Failure to Develop Comprehensive Care Plans for Suicidal Ideation and Food-Seeking Behaviors
Penalty
Summary
The deficiency involves the facility’s failure to develop comprehensive care plans with measurable interventions to address identified medical, mental, and psychosocial needs for two residents. For the first resident, who was admitted with diagnoses including acute kidney failure, anxiety, depression, and a history of suicidal ideation, the clinical record showed multiple episodes of self-harm risk and destructive behaviors. These included climbing out a window after removing safety brackets and a screen, repeatedly reporting suicidal thoughts and passive death ideation with statements about stabbing herself or overdosing, removing a Wander Guard bracelet while on 1:1 observation, and exhibiting agitation, mood changes, and accusatory statements toward staff and a roommate. Staff also documented that this resident obtained two metal butter knives and attempted to insert them into an electrical outlet while on 1:1 observation.
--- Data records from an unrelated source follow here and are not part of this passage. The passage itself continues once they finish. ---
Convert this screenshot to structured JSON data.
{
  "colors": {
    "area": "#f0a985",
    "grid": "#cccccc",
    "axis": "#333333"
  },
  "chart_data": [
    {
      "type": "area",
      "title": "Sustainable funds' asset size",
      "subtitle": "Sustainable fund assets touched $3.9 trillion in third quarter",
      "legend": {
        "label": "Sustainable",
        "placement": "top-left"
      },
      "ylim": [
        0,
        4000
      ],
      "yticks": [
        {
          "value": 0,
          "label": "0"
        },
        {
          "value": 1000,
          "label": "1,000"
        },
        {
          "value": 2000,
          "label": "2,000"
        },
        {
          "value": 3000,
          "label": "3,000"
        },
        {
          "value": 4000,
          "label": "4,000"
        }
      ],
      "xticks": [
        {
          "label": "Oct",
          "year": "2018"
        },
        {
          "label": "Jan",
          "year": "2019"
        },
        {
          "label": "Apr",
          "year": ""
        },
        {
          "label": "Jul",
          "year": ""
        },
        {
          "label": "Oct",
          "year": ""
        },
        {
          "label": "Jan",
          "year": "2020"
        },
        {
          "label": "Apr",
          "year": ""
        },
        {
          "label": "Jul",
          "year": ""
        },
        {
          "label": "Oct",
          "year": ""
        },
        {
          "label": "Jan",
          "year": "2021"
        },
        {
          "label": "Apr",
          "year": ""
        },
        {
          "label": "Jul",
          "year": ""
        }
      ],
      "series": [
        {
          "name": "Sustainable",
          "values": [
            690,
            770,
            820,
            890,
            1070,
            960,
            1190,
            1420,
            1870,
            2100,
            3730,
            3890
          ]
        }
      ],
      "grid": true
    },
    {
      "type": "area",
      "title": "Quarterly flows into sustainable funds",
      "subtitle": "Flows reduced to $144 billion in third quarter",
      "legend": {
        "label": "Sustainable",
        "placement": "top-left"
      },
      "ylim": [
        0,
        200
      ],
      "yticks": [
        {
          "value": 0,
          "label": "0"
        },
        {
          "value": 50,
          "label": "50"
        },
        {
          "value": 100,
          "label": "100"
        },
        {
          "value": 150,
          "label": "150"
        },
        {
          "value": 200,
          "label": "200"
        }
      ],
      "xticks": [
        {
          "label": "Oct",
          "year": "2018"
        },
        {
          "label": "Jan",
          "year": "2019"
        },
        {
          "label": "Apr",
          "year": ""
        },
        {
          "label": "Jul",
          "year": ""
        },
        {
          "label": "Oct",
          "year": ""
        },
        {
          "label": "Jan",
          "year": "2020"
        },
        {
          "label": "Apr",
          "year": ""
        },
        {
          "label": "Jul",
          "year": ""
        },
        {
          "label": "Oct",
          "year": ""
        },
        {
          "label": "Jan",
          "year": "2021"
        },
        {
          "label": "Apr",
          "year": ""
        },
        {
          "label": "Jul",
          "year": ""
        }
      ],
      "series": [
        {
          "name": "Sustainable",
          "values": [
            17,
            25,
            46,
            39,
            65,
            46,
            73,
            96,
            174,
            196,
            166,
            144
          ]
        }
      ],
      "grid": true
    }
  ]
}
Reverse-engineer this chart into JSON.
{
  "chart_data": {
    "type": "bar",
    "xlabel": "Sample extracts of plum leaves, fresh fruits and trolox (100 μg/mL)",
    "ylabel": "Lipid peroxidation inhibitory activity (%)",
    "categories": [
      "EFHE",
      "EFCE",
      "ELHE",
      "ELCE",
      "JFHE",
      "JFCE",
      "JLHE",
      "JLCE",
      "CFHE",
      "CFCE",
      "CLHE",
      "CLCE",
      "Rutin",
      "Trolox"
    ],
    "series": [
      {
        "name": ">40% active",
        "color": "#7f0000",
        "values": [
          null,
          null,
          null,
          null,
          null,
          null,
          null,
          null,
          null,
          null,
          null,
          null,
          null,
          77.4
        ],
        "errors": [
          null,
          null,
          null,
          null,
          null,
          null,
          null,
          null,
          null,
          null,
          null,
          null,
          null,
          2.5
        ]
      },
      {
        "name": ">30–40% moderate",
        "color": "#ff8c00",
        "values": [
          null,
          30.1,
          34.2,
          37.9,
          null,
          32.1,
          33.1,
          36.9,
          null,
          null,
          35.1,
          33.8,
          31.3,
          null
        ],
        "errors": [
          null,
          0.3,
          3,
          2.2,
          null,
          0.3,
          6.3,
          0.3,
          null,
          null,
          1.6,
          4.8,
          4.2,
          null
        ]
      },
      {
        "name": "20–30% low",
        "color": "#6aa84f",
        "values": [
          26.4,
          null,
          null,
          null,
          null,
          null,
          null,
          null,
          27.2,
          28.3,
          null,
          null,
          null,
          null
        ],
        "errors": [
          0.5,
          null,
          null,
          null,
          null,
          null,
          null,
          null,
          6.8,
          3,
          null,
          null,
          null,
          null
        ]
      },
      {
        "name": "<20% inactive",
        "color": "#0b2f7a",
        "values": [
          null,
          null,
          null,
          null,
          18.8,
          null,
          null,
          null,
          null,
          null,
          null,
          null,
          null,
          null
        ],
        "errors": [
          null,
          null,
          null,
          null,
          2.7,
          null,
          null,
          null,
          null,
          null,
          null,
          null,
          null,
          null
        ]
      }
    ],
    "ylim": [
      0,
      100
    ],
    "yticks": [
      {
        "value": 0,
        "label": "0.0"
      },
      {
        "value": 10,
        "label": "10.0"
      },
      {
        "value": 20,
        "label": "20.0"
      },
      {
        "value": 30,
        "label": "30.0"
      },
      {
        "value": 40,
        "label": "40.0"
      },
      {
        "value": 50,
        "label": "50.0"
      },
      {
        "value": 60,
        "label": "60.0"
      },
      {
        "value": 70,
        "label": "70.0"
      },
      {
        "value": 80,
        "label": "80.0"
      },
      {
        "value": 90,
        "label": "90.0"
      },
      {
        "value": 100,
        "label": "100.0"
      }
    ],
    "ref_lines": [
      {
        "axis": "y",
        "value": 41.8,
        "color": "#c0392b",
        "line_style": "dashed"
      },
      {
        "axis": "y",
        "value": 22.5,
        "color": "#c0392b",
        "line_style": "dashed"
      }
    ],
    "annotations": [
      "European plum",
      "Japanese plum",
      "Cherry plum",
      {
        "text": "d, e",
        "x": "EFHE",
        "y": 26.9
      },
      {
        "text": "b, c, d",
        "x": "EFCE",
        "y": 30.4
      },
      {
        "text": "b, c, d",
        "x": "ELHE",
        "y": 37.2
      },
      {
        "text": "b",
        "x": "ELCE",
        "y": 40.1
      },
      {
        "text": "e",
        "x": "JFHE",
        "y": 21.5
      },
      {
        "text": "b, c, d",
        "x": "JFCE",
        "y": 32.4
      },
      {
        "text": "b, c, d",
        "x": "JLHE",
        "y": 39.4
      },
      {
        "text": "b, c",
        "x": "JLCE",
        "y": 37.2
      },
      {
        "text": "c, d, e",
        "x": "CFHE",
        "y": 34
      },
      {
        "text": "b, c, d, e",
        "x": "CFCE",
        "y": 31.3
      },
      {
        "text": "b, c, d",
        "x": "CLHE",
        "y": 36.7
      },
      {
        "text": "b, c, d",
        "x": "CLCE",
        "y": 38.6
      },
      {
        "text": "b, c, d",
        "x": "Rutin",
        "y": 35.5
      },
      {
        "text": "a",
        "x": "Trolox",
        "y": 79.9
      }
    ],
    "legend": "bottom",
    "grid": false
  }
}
Despite these documented behaviors and mental health concerns, the resident’s care plan did not address her passive death/suicidal ideation or destructive behaviors, and did not include specific interventions for those behaviors, as confirmed by the Director of Nursing. The second resident had diagnoses including dysphagia, schizophrenia, and dementia, and exhibited repeated food-seeking behaviors and choking episodes that were documented over several months. Nursing notes described the resident coughing after taking and eating a half sandwich from another resident’s plate, being found on the floor turning blue and coughing up a semi-chewed peanut butter sandwich, and having a history of rummaging and taking food from trash cans and pudding from medication carts. The physician ordered a pureed diet and later a sippy cup with encouragement to drink slowly, yet staff continued to document episodes of the resident drinking too quickly and coughing, eating a peanut butter and jelly sandwich and coughing up unchewed pieces, and repeatedly seeking food and fluids, including taking pudding from the med cart, pacing and begging for food and water, and attempting to take water from another resident, which led to a physical altercation. Psychiatry also noted ongoing food-focused behaviors and taking items off carts. The care plan did not address the resident’s food-seeking behaviors or include specific interventions for those behaviors until after a choking incident in the dining room, a delay confirmed by the Director of Nursing.